Thomas-Hunt said the goal of inclusive storytelling is always the same, but the process may be different depending on the setting. In academia, where she has spent much of her career, inclusivity is about making sure students from different backgrounds feel valued and accepted, and that a diversity of thought is represented in the curricula. In business, it’s about making sure the company embraces and promotes DEI both internally and externally. At Airbnb, for example, she advised on recruiting more diverse hosts to help the company grow.

“The challenge is that hosts, if they have never hosted, if they don’t know anyone who’s hosted, they don’t necessarily think it’s for them,” she said. “So how do you paint a picture through advertising, through the platform, through [interaction] on your phone? How do you see people who reflect you, such that you believe you, too, can be a host? It’s fundamental to the business proposition.”

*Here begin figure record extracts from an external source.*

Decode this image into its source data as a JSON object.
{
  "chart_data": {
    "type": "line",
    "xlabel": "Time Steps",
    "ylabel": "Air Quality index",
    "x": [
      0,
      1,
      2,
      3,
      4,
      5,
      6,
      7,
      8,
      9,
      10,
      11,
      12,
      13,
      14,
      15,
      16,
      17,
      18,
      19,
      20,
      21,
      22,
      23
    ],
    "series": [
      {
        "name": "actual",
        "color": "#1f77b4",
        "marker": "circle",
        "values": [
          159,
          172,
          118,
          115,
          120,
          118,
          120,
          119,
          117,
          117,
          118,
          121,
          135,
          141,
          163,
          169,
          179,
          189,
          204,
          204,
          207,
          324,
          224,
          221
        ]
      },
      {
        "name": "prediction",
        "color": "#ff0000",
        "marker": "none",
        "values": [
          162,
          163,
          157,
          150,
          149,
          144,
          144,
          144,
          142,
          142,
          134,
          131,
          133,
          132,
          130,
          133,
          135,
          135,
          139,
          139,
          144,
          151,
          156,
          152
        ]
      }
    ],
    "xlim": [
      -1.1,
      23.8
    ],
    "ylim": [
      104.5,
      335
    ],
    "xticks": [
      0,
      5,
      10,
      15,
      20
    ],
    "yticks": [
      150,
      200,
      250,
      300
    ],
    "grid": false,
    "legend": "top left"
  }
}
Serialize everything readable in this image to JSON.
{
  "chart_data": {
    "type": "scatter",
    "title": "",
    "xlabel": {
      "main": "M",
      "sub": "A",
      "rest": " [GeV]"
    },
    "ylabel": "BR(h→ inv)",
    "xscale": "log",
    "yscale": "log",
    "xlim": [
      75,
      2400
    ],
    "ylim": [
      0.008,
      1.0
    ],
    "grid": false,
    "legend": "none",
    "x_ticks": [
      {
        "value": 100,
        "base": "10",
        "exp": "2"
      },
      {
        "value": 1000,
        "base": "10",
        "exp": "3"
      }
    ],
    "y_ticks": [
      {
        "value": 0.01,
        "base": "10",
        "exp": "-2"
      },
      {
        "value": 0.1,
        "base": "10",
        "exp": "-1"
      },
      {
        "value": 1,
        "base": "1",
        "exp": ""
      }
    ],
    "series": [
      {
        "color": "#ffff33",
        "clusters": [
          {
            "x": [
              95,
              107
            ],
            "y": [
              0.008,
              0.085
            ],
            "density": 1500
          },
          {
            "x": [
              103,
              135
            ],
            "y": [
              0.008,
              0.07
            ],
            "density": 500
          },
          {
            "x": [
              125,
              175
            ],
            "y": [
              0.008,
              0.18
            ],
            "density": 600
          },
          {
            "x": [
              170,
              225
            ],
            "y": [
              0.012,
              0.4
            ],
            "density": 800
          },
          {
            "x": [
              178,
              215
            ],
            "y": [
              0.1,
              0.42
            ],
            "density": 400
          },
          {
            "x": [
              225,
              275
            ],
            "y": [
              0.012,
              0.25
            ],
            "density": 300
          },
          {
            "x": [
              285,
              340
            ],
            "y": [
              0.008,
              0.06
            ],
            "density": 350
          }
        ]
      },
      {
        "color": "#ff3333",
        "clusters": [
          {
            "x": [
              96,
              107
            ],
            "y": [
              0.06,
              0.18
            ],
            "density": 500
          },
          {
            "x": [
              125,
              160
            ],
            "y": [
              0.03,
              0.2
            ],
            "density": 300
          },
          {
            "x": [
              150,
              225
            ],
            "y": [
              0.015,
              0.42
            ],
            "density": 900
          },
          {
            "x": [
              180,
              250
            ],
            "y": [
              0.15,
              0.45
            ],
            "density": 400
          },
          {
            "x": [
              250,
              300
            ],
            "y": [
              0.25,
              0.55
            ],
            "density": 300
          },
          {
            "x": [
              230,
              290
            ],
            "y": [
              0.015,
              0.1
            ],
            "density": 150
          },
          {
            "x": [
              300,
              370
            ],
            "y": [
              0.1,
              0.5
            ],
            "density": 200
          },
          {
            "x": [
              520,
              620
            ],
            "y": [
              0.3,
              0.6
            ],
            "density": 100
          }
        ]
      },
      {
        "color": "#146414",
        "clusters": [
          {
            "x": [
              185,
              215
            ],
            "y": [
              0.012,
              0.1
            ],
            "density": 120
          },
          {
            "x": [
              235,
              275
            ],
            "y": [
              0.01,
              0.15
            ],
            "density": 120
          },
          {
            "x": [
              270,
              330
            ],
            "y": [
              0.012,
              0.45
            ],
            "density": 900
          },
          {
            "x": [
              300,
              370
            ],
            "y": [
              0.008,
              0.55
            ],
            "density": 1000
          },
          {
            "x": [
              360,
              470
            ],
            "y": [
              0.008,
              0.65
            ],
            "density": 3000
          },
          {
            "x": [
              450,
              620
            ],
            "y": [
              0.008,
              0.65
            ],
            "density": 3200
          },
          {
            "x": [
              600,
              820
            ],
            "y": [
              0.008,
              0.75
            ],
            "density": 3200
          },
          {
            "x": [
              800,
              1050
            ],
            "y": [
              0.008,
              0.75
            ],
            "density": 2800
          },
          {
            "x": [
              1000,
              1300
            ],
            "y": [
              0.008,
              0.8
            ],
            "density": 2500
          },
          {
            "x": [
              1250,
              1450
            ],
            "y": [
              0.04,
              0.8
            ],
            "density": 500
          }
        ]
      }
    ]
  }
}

Thomas-Hunt recalled an effort last year by the company’s Black Employee Resource Group to celebrate Black History Month with a video depicting a celebration of Black travel.

“People have to feel like it’s worthwhile for them to speak up and to say something and to fight for something.”— Melissa Thomas-Hunt

“They wanted to underscore the historical context of Black people around the world hosting and delivering hospitality. And with the employees of the company, it resonated. There was a deep pride,” Thomas-Hunt said. “But I think it went beyond the company walls so that people around the world, potential hosts, potential guests could see, ‘Oh, there’s actually a place. They see me. They understand my experience.’ So, it’s really powerful.”

Tips for Inclusive Storytelling

Thomas-Hunt and Crommett shared their three key requirements for successful inclusive storytelling: First, decision-making should be consistent and guided by a framework or DEI principles agreed upon by the group. Second, people with diverse perspectives must be brought in at the start of a project — including in key creative decision-making roles (writer, director, producer) — not near the end when changes are more difficult and expensive to make. And third, underrepresented people must be able to participate without fear of retribution or marginalization.

“There has to be this psychological safety, this respect,” Thomas-Hunt said. “People have to feel like it’s worthwhile for them to speak up and to say something and to fight for something.”

Inclusive storytelling is hard, Creary cautioned, and it takes quite a while to understand and get the process right. But the results are worth it.

“In any of the research that I do or the advice that I give to people in organizations, it’s that you can’t just think about what’s the quickest route to the end,” she said. “Because if you think [that], you’re going to engage likely in something that’s more like exclusive storytelling.”